Tightening Map.get(key) and others


#1

In a few places the Java collections framework has some annoying type safety holes, for example Map<K, V>.get(Object) rather as you would expect Map<K, V>.get(K). There are some other examples of odd things like this where Object is still in use even post-generics.

Actually I just got bit on the ass by this - I refactored some code and didn’t notice that I was now passing in the wrong type to Map.get, so a certain code path would never be taken :frowning: This is the kind of thing type systems are meant to save me from, so … as Kotlin already modifies the type system of java collections using eg Map vs MutableMap and via extension methods, and it has better generics in general, would it be possible for Kotlin to fix this by tightening the type bounds thus saving me from myself?


#2

In short, it would break the Java interop: the transparency of collections is a big win for Kotlin, and we are not ready to sacrifice it, although the problem you bring up is very valid :(


#3

Could you elaborate on the interop problem it would create? A Java collection already has its types manipulated in the Kotlin world via List/MutableList etc and that doesn't seem to cause problems.

If Kotlin code saw the get method as tighter than Java, I can see that this would be a problem if someone actually relied on map.get(some other type that happens to compare equal) working as part of an API, but is that really common? I’d hope not! Perhaps there could be an unsafeGet() equivalent that has the original looseness.


#4

The problems arise in inheritance scenarios: e.g., what do we do if a Kolin class extends java.util.HashMap, whose get() takes Object, or if two hierarchies: a pure-Kotlin one and a pure-Java one merge at some point with a Kotlin trait extending both?

Also, I’m not entirely sure we can make Javac swallow the bridge-like methods we’d have to generate to emulate the typed get(): Javac is rather picky about having unexpected bridges…


#5

There's also an issue which you can vote / subscribe to:

https://youtrack.jetbrains.com/issue/KT-4336


#6

What about giving a warning at compile time ?

What about having alternative methods with the right signature
get(key:K)
unsafeGet(key:Any?)

Eventually, if it is possible,
mapping java’s method to unsafeGet in kotlin
mapping kotlin’s method to get in java   ?

The point would be to encourage the use of the safe kotlin method against the unsafe/misleading java one…


#7

Warnings at compile time: it's on the roadmap.

About unsafeGet: We can only have safeGet, because get(Object) is virtual and must be overridable (and no magic with name mapping works consistently there, we’ve checked, sad, but true).


#8

Java 8 adds getOrDefault which is strictly typed. It's a bit of a mouthful of course. The Kotlin stdlib could polyfill it with an extension method that disappears when the runtime target version is 8+.

However, I wonder if there is a simple hack that would resolve this nicely. Kotlin provides [] which maps to .get(X). Kotlin doesn’t care if you index a map with the wrong type as a result of the underlying transform. But what if [] mapped to .safeGet if it exists in the indexed type, or .get() otherwise?
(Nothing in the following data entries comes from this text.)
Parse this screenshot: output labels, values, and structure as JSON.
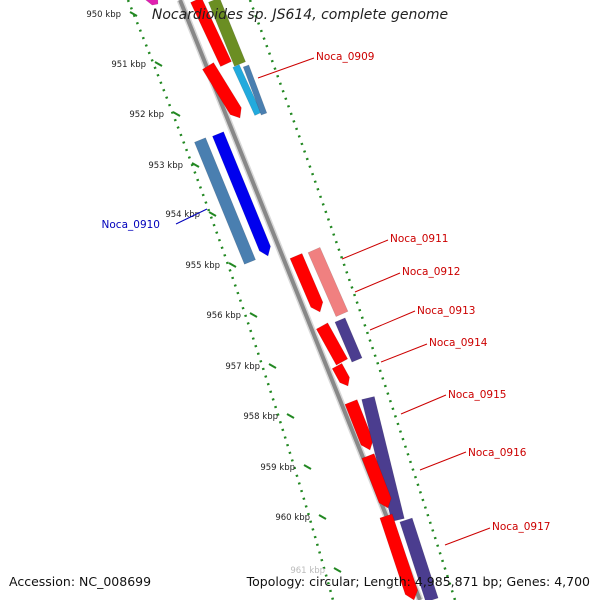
{
  "title": "Nocardioides sp. JS614, complete genome",
  "footer": {
    "accession": "Accession: NC_008699",
    "topology": "Topology: circular; Length: 4,985,871 bp; Genes: 4,700"
  },
  "ticks": [
    {
      "label": "950 kbp"
    },
    {
      "label": "951 kbp"
    },
    {
      "label": "952 kbp"
    },
    {
      "label": "953 kbp"
    },
    {
      "label": "954 kbp"
    },
    {
      "label": "955 kbp"
    },
    {
      "label": "956 kbp"
    },
    {
      "label": "957 kbp"
    },
    {
      "label": "958 kbp"
    },
    {
      "label": "959 kbp"
    },
    {
      "label": "960 kbp"
    },
    {
      "label": "961 kbp"
    }
  ],
  "gene_labels": [
    {
      "name": "Noca_0909",
      "color": "#cc0000"
    },
    {
      "name": "Noca_0910",
      "color": "#0000bb"
    },
    {
      "name": "Noca_0911",
      "color": "#cc0000"
    },
    {
      "name": "Noca_0912",
      "color": "#cc0000"
    },
    {
      "name": "Noca_0913",
      "color": "#cc0000"
    },
    {
      "name": "Noca_0914",
      "color": "#cc0000"
    },
    {
      "name": "Noca_0915",
      "color": "#cc0000"
    },
    {
      "name": "Noca_0916",
      "color": "#cc0000"
    },
    {
      "name": "Noca_0917",
      "color": "#cc0000"
    }
  ],
  "colors": {
    "cds_forward": "#ff0000",
    "cds_reverse": "#0000ee",
    "cog_blue": "#4a7fb0",
    "cog_pink": "#f08080",
    "cog_purple": "#4b3d8f",
    "cog_green": "#6b8e23",
    "cog_cyan": "#22aadd",
    "cog_magenta": "#e020b0",
    "backbone": "#888888",
    "gc_dots": "#228822"
  }
}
I’m not sure if this complication of the overload rules would have any unexpected side effects (perhaps safeGet should have a less likely to pre-exist name). Or perhaps the mapping between operator and method name could be controllable on a per-type basis to allow map[k] to become map.getOrDefault(k, null) specifically for the Map interface.


#9

Alternatively to your proposal we can require an annotation on methods that are bound by convention, then one would have to provide an extension "get" for Map, and give it the right signature and annotations. There are downsides to this approach, e.g. nothing will be bound by convention by default...


#10

There is also another tricky thing about HashMap.get(lookup: Any?) function. The parameter is not quite a "key", but rather a "lookup value". The search is actually performed by lookup.hashCode() function and lookup.equals(storedKey), so you can have an arbitrary object, e.g. wrapper over actual key, or some kind of a key signature, which generates same hashcode and can compare for equality, and you will be able to find a value. So there are possibly valid use cases, when lookup object is not of key type. IDE (and probably compiler) warning is more than enough, and doesn't require tricky games with members and types.


#11

D'oh, just got bitten by this again, this time with Set.contains() which is also Any.

If there’s any way I can vote for an IDE warning or Inspector flag on this, well, that’d probably have helped.

Going back to language level solutions:

operator [] = safeGet
fun Map<T>.safeGet(key: T) = this.get(key)

seems like a smallest, simplest language level fix for maps. The use of get() rather than [] could then be what triggers the IDE warning - anyway, it is more readable IMO to avoid using the explicit get method and rely on the square brackets notation.

I do not see any obvious solution to fix Set.contains() given there is no operator for it and the simple tightening does not work :frowning: If only there was a solution to the inheritance issues.